LIVE BROADCAST: Pandemic limits participation in commemorative ceremony at Auschwitz Memorial, but Slovak President will attend
Tomorrow, 2 August, on the occasion of European Holocaust Memorial Day for the Sinti and Roma, a commemorative ceremony will be held at the Auschwitz Memorial, as is traditional. Given the global COVID-19 pandemic, however, just a limited number of visitors will attend this year.
The ceremony will be broadcast live online, including through news server Romea.cz from the Czech Republic. Speakers will include, for example, the President of the Slovak Republic Zuzana Čaputová, Austrian President Alexander Van der Bellen, European Commissioner for Equality Helena Dalli, survivors Zilli Schmidt, Ivan Bilashchenko, Rita Prigmore and others.
The commemorative ceremony is organized by the Central Council of German Sinti and Roma and the Association of Roma in Poland together with the Auschwitz-Birkenau State Museum. Beginning on the night of 2 August into the early morning hours of 3 August 1944, the Nazis used the gas chambers of the Auschwitz-Birkenau extermination camp to murder the remaining prisoners of what they called the “Gypsy Family Camp” there.
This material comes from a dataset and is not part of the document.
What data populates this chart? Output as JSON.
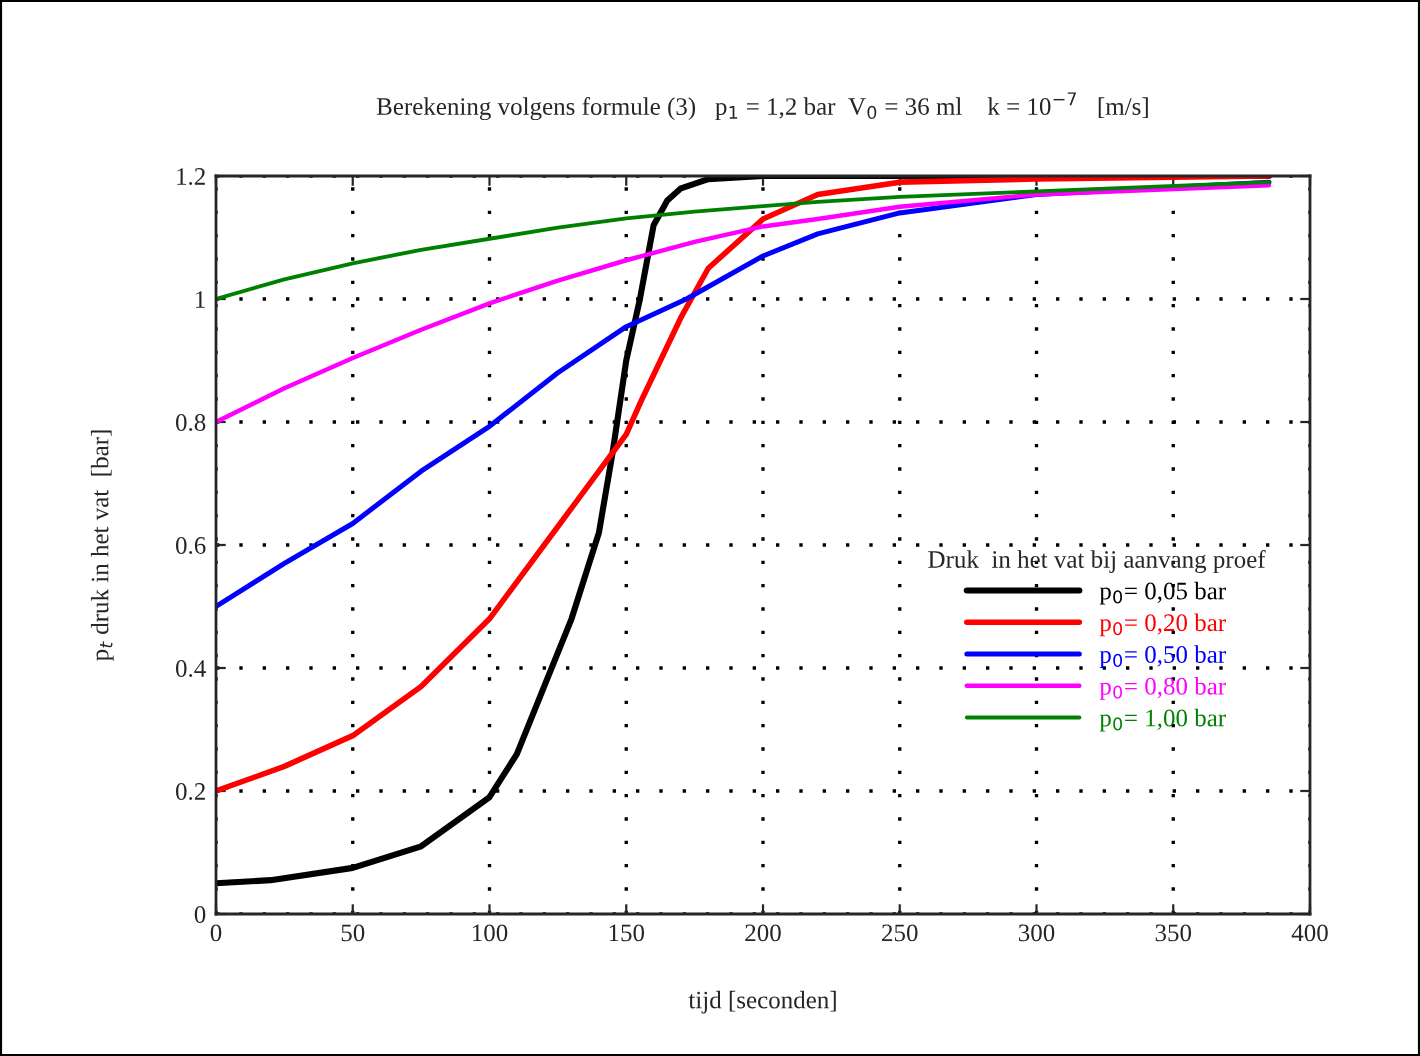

Despite resisting, more than 4 200 Romani and Sinti people were murdered in the course of one night. Annually on 2 August, members of these communities from all over Europe therefore commemorate European Holocaust Memorial Day for the Sinti and Roma.
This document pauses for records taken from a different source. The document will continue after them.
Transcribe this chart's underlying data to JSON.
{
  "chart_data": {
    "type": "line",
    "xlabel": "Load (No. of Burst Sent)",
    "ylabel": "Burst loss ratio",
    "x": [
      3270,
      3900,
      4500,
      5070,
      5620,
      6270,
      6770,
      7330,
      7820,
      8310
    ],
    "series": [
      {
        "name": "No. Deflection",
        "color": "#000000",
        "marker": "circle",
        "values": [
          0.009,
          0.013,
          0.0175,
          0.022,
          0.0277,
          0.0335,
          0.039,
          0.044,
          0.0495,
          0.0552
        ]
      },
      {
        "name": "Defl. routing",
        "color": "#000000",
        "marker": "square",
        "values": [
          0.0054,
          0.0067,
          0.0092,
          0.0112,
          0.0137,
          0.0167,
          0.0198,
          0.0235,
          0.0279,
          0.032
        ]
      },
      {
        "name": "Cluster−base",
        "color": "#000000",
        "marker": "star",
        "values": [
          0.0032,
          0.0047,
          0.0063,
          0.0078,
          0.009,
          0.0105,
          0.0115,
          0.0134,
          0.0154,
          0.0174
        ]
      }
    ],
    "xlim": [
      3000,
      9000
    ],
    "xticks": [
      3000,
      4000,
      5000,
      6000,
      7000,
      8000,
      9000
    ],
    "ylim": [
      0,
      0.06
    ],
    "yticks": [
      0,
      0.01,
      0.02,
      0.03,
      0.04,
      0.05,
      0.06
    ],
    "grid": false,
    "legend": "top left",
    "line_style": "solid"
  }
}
“Europe today is again facing nationalism, antigypsyism and antisemitism anew. Recently we have been witnesses to several right-wing terrorist assassinations in Germany and other European countries. Historical remembrance is a living obligation for the present and the future. When we remember the crimes of National Socialism and the Holocaust today, we must simultaneously defend democracy and the rule of law,” said Romani Rose, chair of the Central Council of German Sinti and Roma.
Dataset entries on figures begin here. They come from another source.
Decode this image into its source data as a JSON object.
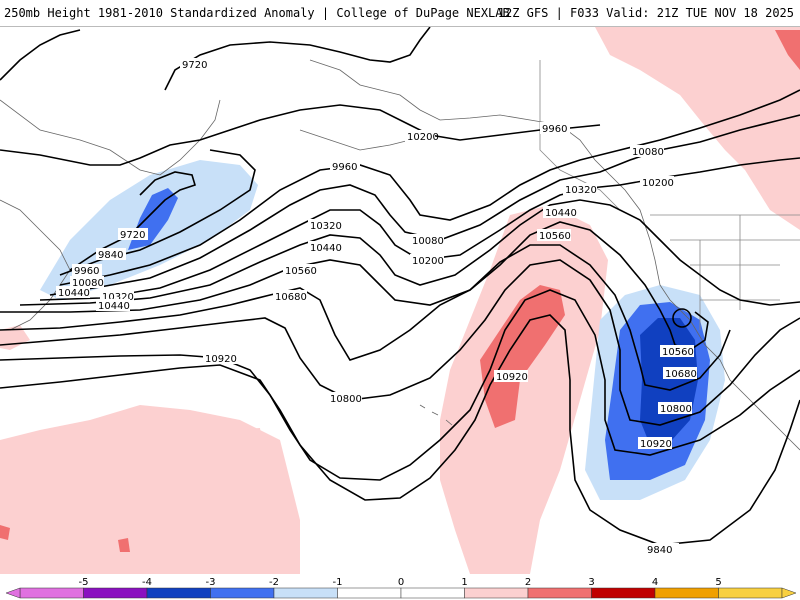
{
  "header": {
    "title_left": "250mb Height 1981-2010 Standardized Anomaly | College of DuPage NEXLAB",
    "title_right": "12Z GFS | F033 Valid: 21Z TUE NOV 18 2025"
  },
  "colors": {
    "neg5": "#e070e0",
    "neg4": "#8a10c0",
    "neg3": "#1040c0",
    "neg2": "#4070f0",
    "neg1": "#c8e0f8",
    "zero": "#ffffff",
    "pos1": "#fcd0d0",
    "pos2": "#f07070",
    "pos3": "#c00000",
    "pos4": "#f0a000",
    "pos5": "#f8d040",
    "land": "#ffffff",
    "contour": "#000000",
    "border": "#555555"
  },
  "colorbar": {
    "ticks": [
      "-5",
      "-4",
      "-3",
      "-2",
      "-1",
      "0",
      "1",
      "2",
      "3",
      "4",
      "5"
    ],
    "values": [
      -5,
      -4,
      -3,
      -2,
      -1,
      0,
      1,
      2,
      3,
      4,
      5
    ]
  },
  "contour_labels": [
    {
      "id": "c9720a",
      "text": "9720"
    },
    {
      "id": "c9840a",
      "text": "9840"
    },
    {
      "id": "c9960a",
      "text": "9960"
    },
    {
      "id": "c9960b",
      "text": "9960"
    },
    {
      "id": "c10080a",
      "text": "10080"
    },
    {
      "id": "c10080b",
      "text": "10080"
    },
    {
      "id": "c10200a",
      "text": "10200"
    },
    {
      "id": "c10200b",
      "text": "10200"
    },
    {
      "id": "c10320a",
      "text": "10320"
    },
    {
      "id": "c10320b",
      "text": "10320"
    },
    {
      "id": "c10440a",
      "text": "10440"
    },
    {
      "id": "c10440b",
      "text": "10440"
    },
    {
      "id": "c10560a",
      "text": "10560"
    },
    {
      "id": "c10560b",
      "text": "10560"
    },
    {
      "id": "c10680a",
      "text": "10680"
    },
    {
      "id": "c10800a",
      "text": "10800"
    },
    {
      "id": "c10920a",
      "text": "10920"
    },
    {
      "id": "c10920b",
      "text": "10920"
    },
    {
      "id": "c9720b",
      "text": "9720"
    },
    {
      "id": "c9840b",
      "text": "9840"
    },
    {
      "id": "c9960c",
      "text": "9960"
    },
    {
      "id": "c10080c",
      "text": "10080"
    },
    {
      "id": "c10200c",
      "text": "10200"
    },
    {
      "id": "c10320c",
      "text": "10320"
    },
    {
      "id": "c10440c",
      "text": "10440"
    },
    {
      "id": "c10440d",
      "text": "10440"
    },
    {
      "id": "c10560c",
      "text": "10560"
    },
    {
      "id": "c10680b",
      "text": "10680"
    },
    {
      "id": "c10800b",
      "text": "10800"
    },
    {
      "id": "c10920c",
      "text": "10920"
    }
  ]
}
During the 17 months of the existence of the Auschwitz extermination camp’s so-called “Gypsy Family Camp” (from February 1943 to July 1944), a total of 23 000 children, men and women were imprisoned there. Approximately 21 000 Romani and Sinti prisoners, female and male, perished in that camp.
Romani prisoners were also murdered in the concentration camps of Bełżec, Chełmno, Majdanek, Sobibór and Treblinka. Others, whose numbers can only be estimated with difficulty, were shot to death and buried in mass graves in forests.
Nazi Germany’s extermination policy led, according to estimates, to the death of at least half a million Romani and Sinti people from all over Europe. Some estimates assume as many as 800 000 victims, equivalent to anywhere between one-fourth and one half of the prewar Romani population.